Other at risk-groups include military veterans and Americans affected by the Great Recession.

But experts stress that depression and self-harm can strike even people who seem happy and outwardly successful, given suicide's multiple risk factors.

"It's often not just one thing," a Washington, D.C.-area psychologist who has treated suicidal patients told me. "It's the build-up of several things," such as a family history of abuse, substance-abuse disorders, or financial troubles.

For some gay and lesbian teenagers, the thought of self-harm may be provoked by coming to terms with their sexuality—but fearing that their families will not accept them.

How to help

Most suicides are ultimately preventable, experts say. According to the American Foundation for Suicide Prevention, 90% of people who die by suicide suffer from a potentially treatable mental disorder.

What that means: A combination of awareness, support, and advocacy can help save lives, they stress.
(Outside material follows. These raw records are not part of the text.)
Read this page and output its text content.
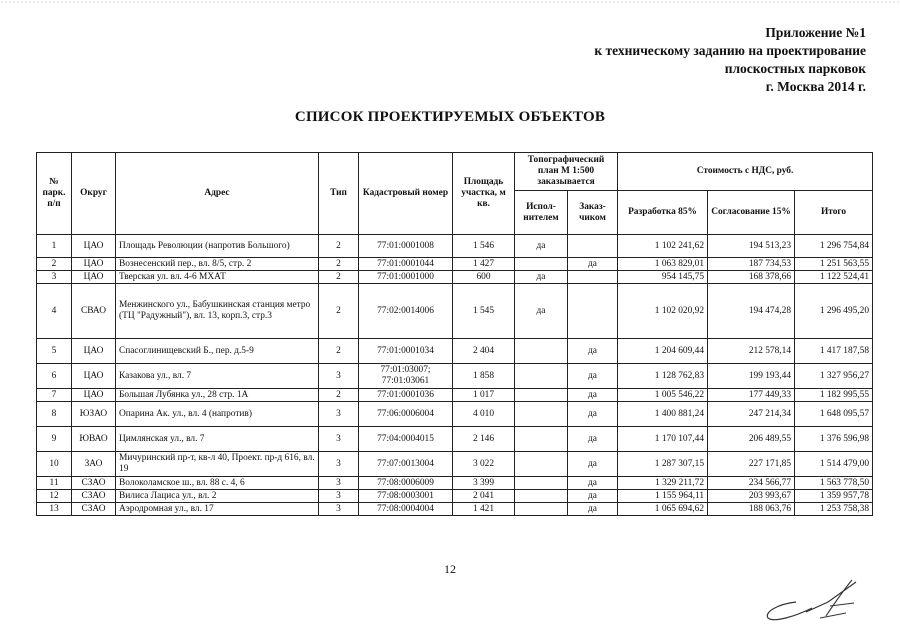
Приложение №1
к техническому заданию на проектирование
плоскостных парковок
г. Москва 2014 г.
СПИСОК ПРОЕКТИРУЕМЫХ ОБЪЕКТОВ
№ парк. п/п	Округ	Адрес	Тип	Кадастровый номер	Площадь участка, м кв.	Топографический план М 1:500 заказывается		Стоимость с НДС, руб.		
						Испол-нителем	Заказ-чиком	Разработка 85%	Согласование 15%	Итого
1	ЦАО	Площадь Революции (напротив Большого)	2	77:01:0001008	1 546	да		1 102 241,62	194 513,23	1 296 754,84
2	ЦАО	Вознесенский пер., вл. 8/5, стр. 2	2	77:01:0001044	1 427		да	1 063 829,01	187 734,53	1 251 563,55
3	ЦАО	Тверская ул. вл. 4-6 МХАТ	2	77:01:0001000	600	да		954 145,75	168 378,66	1 122 524,41
4	СВАО	Менжинского ул., Бабушкинская станция метро (ТЦ "Радужный"), вл. 13, корп.3, стр.3	2	77:02:0014006	1 545	да		1 102 020,92	194 474,28	1 296 495,20
5	ЦАО	Спасоглинищевский Б., пер. д.5-9	2	77:01:0001034	2 404		да	1 204 609,44	212 578,14	1 417 187,58
6	ЦАО	Казакова ул., вл. 7	3	77:01:03007; 77:01:03061	1 858		да	1 128 762,83	199 193,44	1 327 956,27
7	ЦАО	Большая Лубянка ул., 28 стр. 1А	2	77:01:0001036	1 017		да	1 005 546,22	177 449,33	1 182 995,55
8	ЮЗАО	Опарина Ак. ул., вл. 4 (напротив)	3	77:06:0006004	4 010		да	1 400 881,24	247 214,34	1 648 095,57
9	ЮВАО	Цимлянская ул., вл. 7	3	77:04:0004015	2 146		да	1 170 107,44	206 489,55	1 376 596,98
10	ЗАО	Мичуринский пр-т, кв-л 40, Проект. пр-д 616, вл. 19	3	77:07:0013004	3 022		да	1 287 307,15	227 171,85	1 514 479,00
11	СЗАО	Волоколамское ш., вл. 88 с. 4, 6	3	77:08:0006009	3 399		да	1 329 211,72	234 566,77	1 563 778,50
12	СЗАО	Вилиса Лациса ул., вл. 2	3	77:08:0003001	2 041		да	1 155 964,11	203 993,67	1 359 957,78
13	СЗАО	Аэродромная ул., вл. 17	3	77:08:0004004	1 421		да	1 065 694,62	188 063,76	1 253 758,38
12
Among the tactics that experts support:

  • Know how to recognize suicidal symptoms: A person who is acting self-destructive or talking about hurting him or herself may be issuing a "cry for help," experts say. The American Association for Suicidology has developed a mnemonic to help identify the warning signs: IS-PATH-WARM.
  • Destigmatize mental-health treatment: Friends, family, or colleagues who seek counseling or medication to deal with mental illness should be supported, experts say—not made to feel embarrassed, as can often be the case. "Unless stigma is confronted and challenged, it will continue to be a major barrier to the treatment of mental illnesses and to the prevention of suicide," the International Association of Suicide Prevention stressed last year.
  • Share resources: Between the Internet and telephone hotlines, there's always a trained professional available to talk through a crisis. For example, the National Suicide Prevention Lifeline can be reached at 1-800-273-8255 and offers a trained, local counselor available around-the-clock. And the Trevor Project provides crisis intervention and suicide counseling for LGBT youth. The phone number is 1-866-488-7386.
  • Ensure access to care: Personal politics aside, many mental-health advocates have supported the Affordable Care Act's Medicaid expansion because they say it would get treatment to those who need it most. "The facts are clear – six out of ten Americans living with serious mental illness have no access to mental health care at all," the National Association on Mental Illness wrote in a report last year. "Glaring gaps in treatment of this kind would not be tolerated for heart disease, cancer or diabetes and they should not be tolerated for mental illness either."